WASHINGTON (BLOOMBERG) – Goldman Sachs Group economists revised down their forecast for growth in the United States economy this year, pointing to a “harder path” ahead for the American consumer than previously anticipated.
Overall expansion this year is now seen at 5.7 per cent, economist Ronnie Walker wrote in a report to clients on Monday (Sept 6). That compares with an expectation of 6 per cent published at the end of last month.
Mr Walker said the weaker growth will follow through into more of a pickup next year. Goldman raised its forecast for that year to 4.6 per cent, up from 4.5 per cent previously.
Explaining the downgrade for this year, Mr Walker wrote that American consumers are likely to spend less amid the emergence of the Delta variant of the coronavirus, fading fiscal support and a switch from demand for goods to services.
He added that supply-chain disruptions had hit inventory restocking too.

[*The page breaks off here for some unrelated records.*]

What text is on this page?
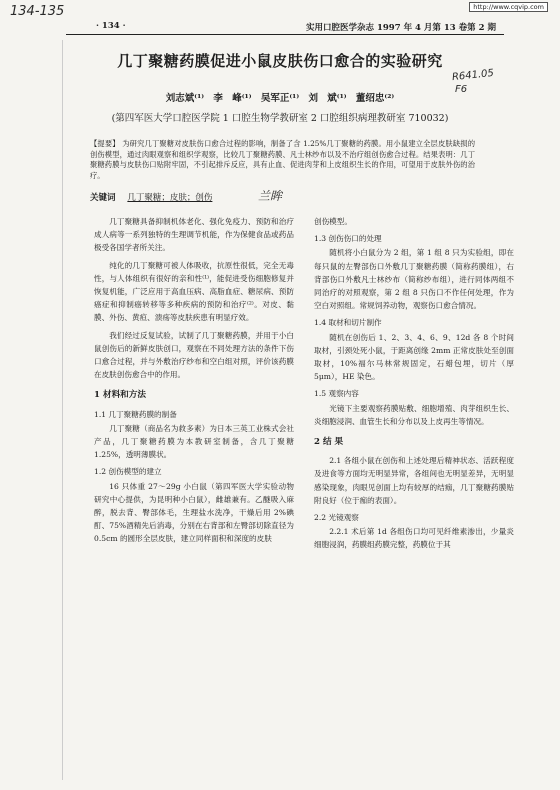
134-135
· 134 ·	实用口腔医学杂志 1997 年 4 月第 13 卷第 2 期
http://www.cqvip.com
几丁聚糖药膜促进小鼠皮肤伤口愈合的实验研究
R641.05
F6
刘志斌⁽¹⁾ 李 峰⁽¹⁾ 吴军正⁽¹⁾ 刘 斌⁽¹⁾ 董绍忠⁽²⁾
(第四军医大学口腔医学院 1 口腔生物学教研室 2 口腔组织病理教研室 710032)
【提要】 为研究几丁聚糖对皮肤伤口愈合过程的影响，制备了含 1.25%几丁聚糖的药膜。用小鼠建立全层皮肤缺损的创伤模型，通过肉眼观察和组织学观察，比较几丁聚糖药膜、凡士林纱布以及不治疗组创伤愈合过程。结果表明：几丁聚糖药膜与皮肤伤口贴附牢固，不引起排斥反应，具有止血、促进肉芽和上皮组织生长的作用，可望用于皮肤外伤的治疗。
关键词 几丁聚糖；皮肤；创伤	兰眸
几丁聚糖具备抑制机体老化、强化免疫力、预防和治疗成人病等一系列独特的生理调节机能，作为保健食品或药品极受各国学者所关注。
纯化的几丁聚糖可被人体吸收，抗原性很低，完全无毒性，与人体组织有很好的亲和性⁽¹⁾，能促进受伤细胞修复并恢复机能，广泛应用于高血压病、高脂血症、糖尿病、预防癌症和抑制癌转移等多种疾病的预防和治疗⁽²⁾。对皮、黏膜、外伤、黄疸、溃疡等皮肤疾患有明显疗效。
我们经过反复试验，试制了几丁聚糖药膜，并用于小白鼠创伤后的新鲜皮肤创口，观察在不同处理方法的条件下伤口愈合过程，并与外敷治疗纱布和空白组对照，评价该药膜在皮肤创伤愈合中的作用。
1 材料和方法
1.1 几丁聚糖药膜的制备
几丁聚糖（商品名为救多素）为日本三英工业株式会社产品，几丁聚糖药膜为本教研室制备，含几丁聚糖 1.25%，透明薄膜状。
1.2 创伤模型的建立
16 只体重 27～29g 小白鼠（第四军医大学实验动物研究中心提供，为昆明种小白鼠），雌雄兼有。乙醚吸入麻醉，脱去背、臀部体毛，生理盐水洗净，干燥后用 2%碘酊、75%酒精先后消毒，分别在右背部和左臀部切除直径为 0.5cm 的圆形全层皮肤，建立同样面积和深度的皮肤
创伤模型。
1.3 创伤伤口的处理
随机将小白鼠分为 2 组，第 1 组 8 只为实验组，即在每只鼠的左臀部伤口外敷几丁聚糖药膜（简称药膜组），右背部伤口外敷凡士林纱布（简称纱布组），进行同体两组不同治疗的对照观察，第 2 组 8 只伤口不作任何处理，作为空白对照组。常规饲养动物，观察伤口愈合情况。
1.4 取材和切片制作
随机在创伤后 1、2、3、4、6、9、12d 各 8 个时间取材，引颈处死小鼠，于距离创缘 2mm 正常皮肤处至创面取材，10%福尔马林常规固定，石蜡包埋，切片（厚 5μm），HE 染色。
1.5 观察内容
光镜下主要观察药膜贴敷、细胞增殖、肉芽组织生长、炎细胞浸润、血管生长和分布以及上皮再生等情况。
2 结 果
2.1 各组小鼠在创伤和上述处理后精神状态、活跃程度及进食等方面均无明显异常，各组间也无明显差异，无明显感染现象，肉眼见创面上均有较厚的结痂，几丁聚糖药膜贴附良好（位于痂的表面）。
2.2 光镜观察
2.2.1 术后第 1d 各组伤口均可见纤维素渗出，少量炎细胞浸润，药膜组药膜完整，药膜位于其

“The hurdle for strong consumption growth going forward appears much higher: the Delta variant is already weighing on third-quarter growth, and fading fiscal stimulus and a slower service sector recovery will both be headwinds in the medium term,” said Mr Walker.
The bank also lifted its projection for the unemployment rate to 4.2 per cent at end of the year from a prior estimate of 4.1 per cent.